Five years ago I tried handcycling at Craig Hospital near Denver, where Tom Carr is the director of the therapeutic recreation center. Handcycling is an important tool in Craig's rehabilitation program, which specializes in helping those with spinal cord injuries and traumatic brain injuries.

“We can get people with spinal cord injuries on a handbike and get them well and successfully very early in their stay,” Mr Carr said. “Having the wind in their hair is something patients don’t know they’ll ever have again.” He added that he has become a big advocate for e-assist, “especially for those who are new to it.”

But handbikes aren’t cheap. They can cost $10,000 to $15,000 or more. Fortunately, people with spinal cord injuries or medical conditions that prevent them from riding a conventional two-wheeled bike can try one before buying. For example, Bike-On, a Rhode Island bike shop that specializes in handbikes, offers test clinics at locations across the country. And the Vermont-based Kelly Brush Foundation, founded by an athlete injured in a skiing accident, provides grants to help with the cost of adapted exercise equipment.

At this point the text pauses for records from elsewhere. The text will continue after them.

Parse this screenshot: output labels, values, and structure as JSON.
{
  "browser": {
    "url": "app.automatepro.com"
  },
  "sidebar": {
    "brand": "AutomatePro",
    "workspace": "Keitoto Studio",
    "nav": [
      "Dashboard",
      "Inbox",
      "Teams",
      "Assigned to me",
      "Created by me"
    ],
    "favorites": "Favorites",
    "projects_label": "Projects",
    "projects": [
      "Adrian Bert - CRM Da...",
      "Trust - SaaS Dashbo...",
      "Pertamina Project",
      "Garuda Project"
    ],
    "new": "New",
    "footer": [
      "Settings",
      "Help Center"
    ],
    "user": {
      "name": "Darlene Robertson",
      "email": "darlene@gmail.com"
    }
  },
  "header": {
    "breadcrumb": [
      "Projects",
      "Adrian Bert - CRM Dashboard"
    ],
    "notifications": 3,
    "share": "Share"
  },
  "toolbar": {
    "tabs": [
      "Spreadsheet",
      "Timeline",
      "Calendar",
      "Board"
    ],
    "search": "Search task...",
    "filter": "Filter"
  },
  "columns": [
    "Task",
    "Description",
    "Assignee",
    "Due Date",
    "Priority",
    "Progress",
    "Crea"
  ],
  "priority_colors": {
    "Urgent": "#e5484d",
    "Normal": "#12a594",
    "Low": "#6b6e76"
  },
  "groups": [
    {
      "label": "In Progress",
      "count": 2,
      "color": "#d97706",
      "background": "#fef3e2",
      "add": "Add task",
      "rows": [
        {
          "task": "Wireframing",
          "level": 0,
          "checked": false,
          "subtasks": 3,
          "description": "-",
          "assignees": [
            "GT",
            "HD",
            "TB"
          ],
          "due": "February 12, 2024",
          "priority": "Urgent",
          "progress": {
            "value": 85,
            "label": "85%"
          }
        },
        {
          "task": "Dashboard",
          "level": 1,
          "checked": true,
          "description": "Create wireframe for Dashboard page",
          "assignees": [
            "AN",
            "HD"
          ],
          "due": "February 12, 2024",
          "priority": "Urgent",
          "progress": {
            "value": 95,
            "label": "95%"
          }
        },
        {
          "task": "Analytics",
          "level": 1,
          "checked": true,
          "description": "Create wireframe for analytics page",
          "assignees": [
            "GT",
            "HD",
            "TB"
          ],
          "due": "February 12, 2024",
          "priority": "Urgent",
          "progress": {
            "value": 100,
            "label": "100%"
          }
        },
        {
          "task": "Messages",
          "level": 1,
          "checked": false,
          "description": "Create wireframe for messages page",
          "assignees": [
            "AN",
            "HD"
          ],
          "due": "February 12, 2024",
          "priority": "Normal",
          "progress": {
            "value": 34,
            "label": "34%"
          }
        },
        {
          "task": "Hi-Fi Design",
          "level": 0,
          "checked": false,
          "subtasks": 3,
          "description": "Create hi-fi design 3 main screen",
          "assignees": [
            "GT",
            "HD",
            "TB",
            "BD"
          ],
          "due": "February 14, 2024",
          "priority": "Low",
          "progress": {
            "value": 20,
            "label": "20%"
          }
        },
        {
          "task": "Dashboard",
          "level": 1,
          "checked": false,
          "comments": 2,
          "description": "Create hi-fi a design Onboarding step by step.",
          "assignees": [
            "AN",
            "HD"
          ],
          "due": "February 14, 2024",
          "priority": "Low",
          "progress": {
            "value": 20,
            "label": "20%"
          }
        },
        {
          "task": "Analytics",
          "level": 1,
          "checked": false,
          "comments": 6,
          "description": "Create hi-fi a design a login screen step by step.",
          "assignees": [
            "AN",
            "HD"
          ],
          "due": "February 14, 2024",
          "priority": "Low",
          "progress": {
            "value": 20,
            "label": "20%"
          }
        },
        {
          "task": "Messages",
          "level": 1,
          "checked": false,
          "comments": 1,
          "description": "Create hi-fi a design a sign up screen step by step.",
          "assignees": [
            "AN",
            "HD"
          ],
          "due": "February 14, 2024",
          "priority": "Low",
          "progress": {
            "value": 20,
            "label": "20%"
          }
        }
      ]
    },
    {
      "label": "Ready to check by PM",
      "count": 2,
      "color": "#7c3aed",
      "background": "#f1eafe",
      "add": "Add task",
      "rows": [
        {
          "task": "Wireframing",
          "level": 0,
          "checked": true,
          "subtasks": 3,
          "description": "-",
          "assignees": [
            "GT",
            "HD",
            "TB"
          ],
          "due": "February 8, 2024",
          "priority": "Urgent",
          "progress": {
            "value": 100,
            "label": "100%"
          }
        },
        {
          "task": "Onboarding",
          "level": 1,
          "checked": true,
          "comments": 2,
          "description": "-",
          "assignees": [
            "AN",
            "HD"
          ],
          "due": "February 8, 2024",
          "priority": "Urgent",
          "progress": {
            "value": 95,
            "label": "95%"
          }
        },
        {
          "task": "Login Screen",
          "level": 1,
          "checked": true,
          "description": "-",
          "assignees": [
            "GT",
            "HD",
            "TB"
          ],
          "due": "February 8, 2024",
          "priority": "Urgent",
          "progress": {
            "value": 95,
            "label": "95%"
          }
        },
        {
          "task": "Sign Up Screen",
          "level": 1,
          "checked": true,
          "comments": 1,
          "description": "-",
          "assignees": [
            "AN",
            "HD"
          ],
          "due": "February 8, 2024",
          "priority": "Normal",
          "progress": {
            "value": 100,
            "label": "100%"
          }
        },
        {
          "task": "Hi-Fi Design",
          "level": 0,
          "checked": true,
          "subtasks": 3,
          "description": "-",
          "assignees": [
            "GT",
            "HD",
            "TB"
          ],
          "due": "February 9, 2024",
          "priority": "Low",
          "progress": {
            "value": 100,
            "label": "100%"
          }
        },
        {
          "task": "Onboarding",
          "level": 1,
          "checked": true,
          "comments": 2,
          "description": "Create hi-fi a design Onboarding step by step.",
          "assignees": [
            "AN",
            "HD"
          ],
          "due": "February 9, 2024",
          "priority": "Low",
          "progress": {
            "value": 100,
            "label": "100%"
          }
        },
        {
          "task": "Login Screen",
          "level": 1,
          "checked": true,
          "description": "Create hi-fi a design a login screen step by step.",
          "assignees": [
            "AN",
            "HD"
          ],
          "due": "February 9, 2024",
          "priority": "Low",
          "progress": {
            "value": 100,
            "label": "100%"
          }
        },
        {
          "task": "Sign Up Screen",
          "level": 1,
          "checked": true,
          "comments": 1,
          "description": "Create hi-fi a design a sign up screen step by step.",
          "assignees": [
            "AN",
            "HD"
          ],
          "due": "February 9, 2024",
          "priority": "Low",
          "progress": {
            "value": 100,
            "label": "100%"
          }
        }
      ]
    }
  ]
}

Its website has links to organizations across the United States that provide handbike experiences.

We were nearing the end of the ride, and as much as I enjoyed the company of the group, after three and a half hours of pedaling I was ready to call it a day. My arms were tired. My battery was running low. Yet, I knew I could make it to the end.

The last few miles of the route followed the Old Pecos Trail and parts of the original Route 66 through the winding streets of old Santa Fe. Long before European settlers arrived, the trail served as a trade route between the Pueblo, Apache, and Comanche tribes. Now it passes some of the upscale hotels, restaurants, and art galleries that make Santa Fe a world-class tourist destination. I kept pedaling, getting closer to my goal.

Then, finally, I was back in the Railyard, and a volunteer was handing me a finisher's medal on a ribbon. I accepted it, happy, tired, proud. I felt the wind in my hair and I had regained that feeling of accomplishment that accompanies the completion of a long ride, even if my legs were no longer moving.